Facing pressure from multiple fronts, the Federal Housing Finance Agency (FHFA) changed course on part of a new fee structure that it announced earlier this year, specifically rescinding the upfront fees based on a borrower’s debt-to-income (DTI) ratio for loans acquired by Fannie Mae and Freddie Mac.
The now-rescinded fees, first publicized by the FHFA in January, increased pricing for borrowers with higher DTI ratios. The change proved unpopular from the start, with several real estate and lending groups, including the Mortgage Bankers Association (MBA), Community Home Lenders of America (CHLA) and National Housing Conference (NHC), vocalizing their criticisms early and often.

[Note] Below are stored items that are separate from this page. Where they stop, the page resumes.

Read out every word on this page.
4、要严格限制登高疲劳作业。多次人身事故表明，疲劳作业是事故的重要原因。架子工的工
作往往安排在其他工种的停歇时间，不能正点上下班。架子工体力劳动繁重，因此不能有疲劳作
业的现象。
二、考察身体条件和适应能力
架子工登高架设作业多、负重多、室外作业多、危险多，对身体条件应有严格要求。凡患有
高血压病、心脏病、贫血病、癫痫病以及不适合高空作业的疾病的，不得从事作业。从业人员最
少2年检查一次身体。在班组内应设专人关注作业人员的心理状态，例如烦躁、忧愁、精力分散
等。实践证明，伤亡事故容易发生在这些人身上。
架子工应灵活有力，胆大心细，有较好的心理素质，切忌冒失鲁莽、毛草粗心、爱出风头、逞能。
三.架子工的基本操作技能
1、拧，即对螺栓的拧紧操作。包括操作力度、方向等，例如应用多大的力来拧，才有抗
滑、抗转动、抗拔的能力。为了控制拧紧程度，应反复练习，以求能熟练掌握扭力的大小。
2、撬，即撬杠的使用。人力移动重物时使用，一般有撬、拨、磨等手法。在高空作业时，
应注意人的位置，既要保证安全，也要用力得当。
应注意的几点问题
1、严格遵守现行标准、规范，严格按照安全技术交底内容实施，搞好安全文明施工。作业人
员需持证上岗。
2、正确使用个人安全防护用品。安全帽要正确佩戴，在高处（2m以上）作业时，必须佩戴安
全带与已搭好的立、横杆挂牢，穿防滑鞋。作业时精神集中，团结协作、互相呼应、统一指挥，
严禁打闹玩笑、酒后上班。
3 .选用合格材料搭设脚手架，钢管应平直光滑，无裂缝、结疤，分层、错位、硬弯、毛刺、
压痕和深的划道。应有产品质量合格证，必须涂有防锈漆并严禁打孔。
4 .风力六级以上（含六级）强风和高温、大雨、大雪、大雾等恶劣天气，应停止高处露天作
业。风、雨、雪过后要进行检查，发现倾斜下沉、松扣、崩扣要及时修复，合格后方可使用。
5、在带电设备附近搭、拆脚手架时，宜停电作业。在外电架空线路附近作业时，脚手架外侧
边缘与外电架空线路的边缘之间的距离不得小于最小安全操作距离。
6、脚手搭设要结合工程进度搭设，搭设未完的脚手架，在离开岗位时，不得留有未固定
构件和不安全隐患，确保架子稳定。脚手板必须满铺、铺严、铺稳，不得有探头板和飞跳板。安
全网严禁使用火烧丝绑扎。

Complaints were various and diverse. Many noted that DTI has been previously shown to be inconsistent in evaluating a borrower’s ability to repay and that the qualified mortgage rule had been amended to reflect that. Additionally, changes in a borrower’s income and expenses could happen multiple times over the course of the loan approval process. Because disclosure laws require lenders to alert borrowers of pricing details throughout the application process, concerns were voiced that DTI-based fees would have put an unmanageable compliance burden on many companies, especially smaller ones.
Such critiques prompted the FHFA in March to delay the start of the controversial fees from May 1 to Aug. 1. While industry groups praised the agency for acting, they also doubled down on their calls for the fees to be fully repealed. Legislators even got into the act last month, with a consortium of House Republicans introducing a bill to block the amended pricing framework that included the DTI-based fees.
Unsurprisingly, the FHFA’s withdrawal of the fee structure was celebrated by the mortgage industry.
“We have strongly opposed FHFA’s planned debt-to-income loan level pricing adjustment since it was announced in January and have led advocacy efforts calling for its removal,” said MBA president and CEO Bob Broeksmit. “The proposed fee was unworkable for lenders and would have confused borrowers and undermined the customer experience. We are pleased that FHFA engaged with industry stakeholders, recognized the negative impacts of the fee and decided to rescind its implementation.”
“Today’s decision by the Federal Housing Finance Agency (FHFA) to rescind fees based on a borrower’s debt-to-income ratio for loans acquired by Fannie Mae and Freddie Mac … will help well-qualified first-time homebuyers whose total debt load approaches the 40% ratio,” said David Dworkin, the NHC’s president and CEO.
“Borrowers who have proven adept at managing their obligations do not pose additional risk due to a few points on a DTI ratio. In fact, many will save money by becoming homeowners in areas where rents are high. The DTI-based fees would have been confusing to borrowers and extremely difficult for lenders to implement.”
CHLA executive director Scott Olson commended FHFA director Sandra Thompson for the decision.
“The [government-sponsored enterprise] pricing grid is a complex balancing of the objectives of access to mortgage credit for underserved borrowers and safety and soundness — and CHLA believes today’s action to end the use of DTI [loan level pricing adjustments] will enhance those dual objectives.”